Olduğumuz yer kapkaranlıktı, ileriden üstün açık olduğu yerden gelen ışık görülüyordu ama bizim oradan görülme şansımız yoktu. Akaşama kadar orada bekliyoruz, karanlık tamamen çökünce atladığımız yerin kıyısında bir ateş beliriyor. Avcı peşimizdeydi ve bizi bekliyordu, orada kamp kurmuştu. Muhtelemen yarın buraya inecekti, bizi bulup öldürmek için!

Yarın sabah avcıdan önce uyanmayı ve yola çıkmayı diliyorum. Eğer o bizden önce yola çıkarsa %50 şans ile öleceğimizi biliyordum.
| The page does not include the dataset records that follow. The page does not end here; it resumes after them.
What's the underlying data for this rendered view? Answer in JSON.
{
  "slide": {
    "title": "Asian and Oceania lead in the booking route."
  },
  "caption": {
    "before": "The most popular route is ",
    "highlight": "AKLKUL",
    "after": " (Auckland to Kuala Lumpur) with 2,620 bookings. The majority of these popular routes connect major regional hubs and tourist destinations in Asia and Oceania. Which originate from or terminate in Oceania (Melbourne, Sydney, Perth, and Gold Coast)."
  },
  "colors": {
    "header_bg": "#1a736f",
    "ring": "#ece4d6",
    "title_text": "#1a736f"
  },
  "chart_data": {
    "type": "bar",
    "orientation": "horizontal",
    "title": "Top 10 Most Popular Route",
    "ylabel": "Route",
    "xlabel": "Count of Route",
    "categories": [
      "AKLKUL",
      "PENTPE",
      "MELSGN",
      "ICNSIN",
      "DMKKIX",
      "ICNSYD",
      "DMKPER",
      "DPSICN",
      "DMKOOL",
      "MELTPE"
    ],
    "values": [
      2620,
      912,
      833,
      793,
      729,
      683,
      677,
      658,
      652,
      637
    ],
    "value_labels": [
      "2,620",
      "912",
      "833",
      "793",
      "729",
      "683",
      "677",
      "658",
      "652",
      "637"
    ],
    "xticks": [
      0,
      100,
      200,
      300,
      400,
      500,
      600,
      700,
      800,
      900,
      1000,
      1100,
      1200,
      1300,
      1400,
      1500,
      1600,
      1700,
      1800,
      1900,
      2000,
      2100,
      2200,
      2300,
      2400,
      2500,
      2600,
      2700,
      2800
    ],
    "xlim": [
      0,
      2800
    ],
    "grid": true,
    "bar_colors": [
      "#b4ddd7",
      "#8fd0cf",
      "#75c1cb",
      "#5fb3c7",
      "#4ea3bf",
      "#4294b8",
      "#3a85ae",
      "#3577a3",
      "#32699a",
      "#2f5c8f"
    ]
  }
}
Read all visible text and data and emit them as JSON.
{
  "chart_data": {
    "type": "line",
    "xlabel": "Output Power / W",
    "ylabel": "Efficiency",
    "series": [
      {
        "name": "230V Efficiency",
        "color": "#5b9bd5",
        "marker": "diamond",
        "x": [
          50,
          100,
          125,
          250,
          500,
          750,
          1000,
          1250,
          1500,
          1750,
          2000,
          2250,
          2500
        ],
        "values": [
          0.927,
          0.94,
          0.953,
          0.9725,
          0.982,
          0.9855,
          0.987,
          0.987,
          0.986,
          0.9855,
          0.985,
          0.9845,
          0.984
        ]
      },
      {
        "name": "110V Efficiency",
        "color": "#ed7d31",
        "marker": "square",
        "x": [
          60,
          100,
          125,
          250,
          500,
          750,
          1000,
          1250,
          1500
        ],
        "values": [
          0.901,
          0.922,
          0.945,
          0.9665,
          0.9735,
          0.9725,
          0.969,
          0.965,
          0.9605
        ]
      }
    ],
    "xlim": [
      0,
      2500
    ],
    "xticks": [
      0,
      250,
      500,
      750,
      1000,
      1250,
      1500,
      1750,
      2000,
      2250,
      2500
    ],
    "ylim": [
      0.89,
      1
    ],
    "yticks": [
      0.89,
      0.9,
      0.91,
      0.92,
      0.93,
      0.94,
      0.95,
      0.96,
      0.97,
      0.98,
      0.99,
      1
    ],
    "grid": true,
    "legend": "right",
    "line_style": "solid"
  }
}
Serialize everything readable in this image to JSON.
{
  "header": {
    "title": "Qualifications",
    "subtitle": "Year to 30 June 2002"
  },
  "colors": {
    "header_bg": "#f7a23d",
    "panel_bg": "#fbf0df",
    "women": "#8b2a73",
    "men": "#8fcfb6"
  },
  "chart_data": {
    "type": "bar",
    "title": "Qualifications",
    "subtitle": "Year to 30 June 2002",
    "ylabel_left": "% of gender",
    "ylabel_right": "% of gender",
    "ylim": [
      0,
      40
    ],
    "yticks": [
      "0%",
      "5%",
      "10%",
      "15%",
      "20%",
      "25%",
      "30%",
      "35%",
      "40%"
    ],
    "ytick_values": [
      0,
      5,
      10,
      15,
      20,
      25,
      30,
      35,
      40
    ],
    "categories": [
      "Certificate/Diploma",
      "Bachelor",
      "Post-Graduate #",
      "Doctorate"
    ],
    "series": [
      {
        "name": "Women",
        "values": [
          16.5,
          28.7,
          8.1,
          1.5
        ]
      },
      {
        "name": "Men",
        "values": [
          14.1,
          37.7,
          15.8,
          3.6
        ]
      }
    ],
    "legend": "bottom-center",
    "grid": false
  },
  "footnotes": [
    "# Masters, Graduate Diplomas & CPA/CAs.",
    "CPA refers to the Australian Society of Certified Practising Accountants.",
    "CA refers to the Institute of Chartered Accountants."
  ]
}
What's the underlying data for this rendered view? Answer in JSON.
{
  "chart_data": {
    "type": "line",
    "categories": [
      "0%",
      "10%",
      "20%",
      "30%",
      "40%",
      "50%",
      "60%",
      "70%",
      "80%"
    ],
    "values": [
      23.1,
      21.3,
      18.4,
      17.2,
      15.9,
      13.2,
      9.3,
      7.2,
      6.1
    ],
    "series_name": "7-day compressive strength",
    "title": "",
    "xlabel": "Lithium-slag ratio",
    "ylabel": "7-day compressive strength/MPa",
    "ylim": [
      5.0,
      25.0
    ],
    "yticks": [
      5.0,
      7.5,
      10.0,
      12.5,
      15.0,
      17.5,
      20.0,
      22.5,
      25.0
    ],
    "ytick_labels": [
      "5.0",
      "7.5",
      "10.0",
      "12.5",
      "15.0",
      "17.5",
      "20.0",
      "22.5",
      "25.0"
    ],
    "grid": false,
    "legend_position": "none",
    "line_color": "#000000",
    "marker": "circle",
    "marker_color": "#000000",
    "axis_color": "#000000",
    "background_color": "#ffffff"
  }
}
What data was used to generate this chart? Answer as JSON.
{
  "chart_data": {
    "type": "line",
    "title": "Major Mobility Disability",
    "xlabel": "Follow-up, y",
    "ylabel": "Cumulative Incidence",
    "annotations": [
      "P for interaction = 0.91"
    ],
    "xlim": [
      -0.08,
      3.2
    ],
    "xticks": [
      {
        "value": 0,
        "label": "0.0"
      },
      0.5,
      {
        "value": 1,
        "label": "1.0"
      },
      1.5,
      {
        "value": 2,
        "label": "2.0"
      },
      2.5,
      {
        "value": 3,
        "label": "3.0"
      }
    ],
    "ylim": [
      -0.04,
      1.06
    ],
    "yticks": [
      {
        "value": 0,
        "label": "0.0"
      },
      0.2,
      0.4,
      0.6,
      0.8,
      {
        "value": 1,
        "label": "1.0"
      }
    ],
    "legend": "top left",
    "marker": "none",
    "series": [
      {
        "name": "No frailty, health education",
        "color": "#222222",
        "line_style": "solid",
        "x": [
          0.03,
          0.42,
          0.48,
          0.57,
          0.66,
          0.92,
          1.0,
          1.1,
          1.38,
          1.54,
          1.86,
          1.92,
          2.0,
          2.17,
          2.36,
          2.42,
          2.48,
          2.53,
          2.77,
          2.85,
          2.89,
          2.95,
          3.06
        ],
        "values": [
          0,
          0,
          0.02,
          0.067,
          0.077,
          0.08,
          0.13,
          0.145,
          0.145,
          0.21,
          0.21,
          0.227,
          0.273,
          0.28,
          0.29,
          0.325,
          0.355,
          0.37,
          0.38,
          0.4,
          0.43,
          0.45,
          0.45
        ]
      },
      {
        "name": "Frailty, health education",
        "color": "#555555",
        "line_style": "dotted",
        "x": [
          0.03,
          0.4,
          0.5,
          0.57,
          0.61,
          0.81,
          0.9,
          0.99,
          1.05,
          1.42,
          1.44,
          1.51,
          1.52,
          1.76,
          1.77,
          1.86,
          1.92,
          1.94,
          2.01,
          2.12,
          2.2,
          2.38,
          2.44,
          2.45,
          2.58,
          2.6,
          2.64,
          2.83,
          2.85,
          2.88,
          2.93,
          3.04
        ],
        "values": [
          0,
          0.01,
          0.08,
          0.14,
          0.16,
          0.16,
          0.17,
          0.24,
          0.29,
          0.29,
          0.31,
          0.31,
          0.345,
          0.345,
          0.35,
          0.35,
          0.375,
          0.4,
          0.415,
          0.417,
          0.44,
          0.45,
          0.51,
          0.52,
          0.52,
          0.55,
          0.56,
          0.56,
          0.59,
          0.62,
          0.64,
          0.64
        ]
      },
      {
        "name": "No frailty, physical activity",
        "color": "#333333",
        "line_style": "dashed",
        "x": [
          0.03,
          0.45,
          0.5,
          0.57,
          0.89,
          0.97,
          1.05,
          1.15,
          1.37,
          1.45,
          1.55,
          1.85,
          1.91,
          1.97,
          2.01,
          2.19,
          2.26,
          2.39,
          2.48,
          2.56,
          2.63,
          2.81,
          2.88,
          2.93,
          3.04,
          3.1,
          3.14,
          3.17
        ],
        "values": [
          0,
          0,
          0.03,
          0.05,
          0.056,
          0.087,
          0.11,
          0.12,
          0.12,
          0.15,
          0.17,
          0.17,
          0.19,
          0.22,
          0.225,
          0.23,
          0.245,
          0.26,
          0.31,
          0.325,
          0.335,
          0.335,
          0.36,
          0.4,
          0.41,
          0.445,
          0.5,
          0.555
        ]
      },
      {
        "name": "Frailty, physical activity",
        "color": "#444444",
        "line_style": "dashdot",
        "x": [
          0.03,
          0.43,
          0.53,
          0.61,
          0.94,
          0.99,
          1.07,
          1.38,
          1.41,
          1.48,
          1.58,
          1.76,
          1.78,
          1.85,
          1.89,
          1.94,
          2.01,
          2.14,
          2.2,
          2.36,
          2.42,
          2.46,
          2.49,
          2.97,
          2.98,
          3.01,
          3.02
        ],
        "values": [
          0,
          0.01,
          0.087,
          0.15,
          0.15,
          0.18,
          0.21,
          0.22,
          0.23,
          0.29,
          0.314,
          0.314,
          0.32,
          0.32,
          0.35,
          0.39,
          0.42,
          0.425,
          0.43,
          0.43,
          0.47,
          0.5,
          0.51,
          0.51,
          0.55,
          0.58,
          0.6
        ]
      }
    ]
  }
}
Mike parmağı ile ateşi işaret ediyor, ateşin yanında bir köpek vardı. Mike avcının bir köpeği olduğunu ve bizi koku alma duyusu sayesinde izleyeceğini düşünüyordu. Bence haklıydı, umarım köpek kokumuzu bulamaz.

Mike ve Ben ateşe bakarak uyuyoruz, kaçmak için yarını iple çekiyordum. Ya ölecektik, ya da kurtulacaktık.

Sabah olunca belli olacaktı, tabii gece bir şey olmazsa!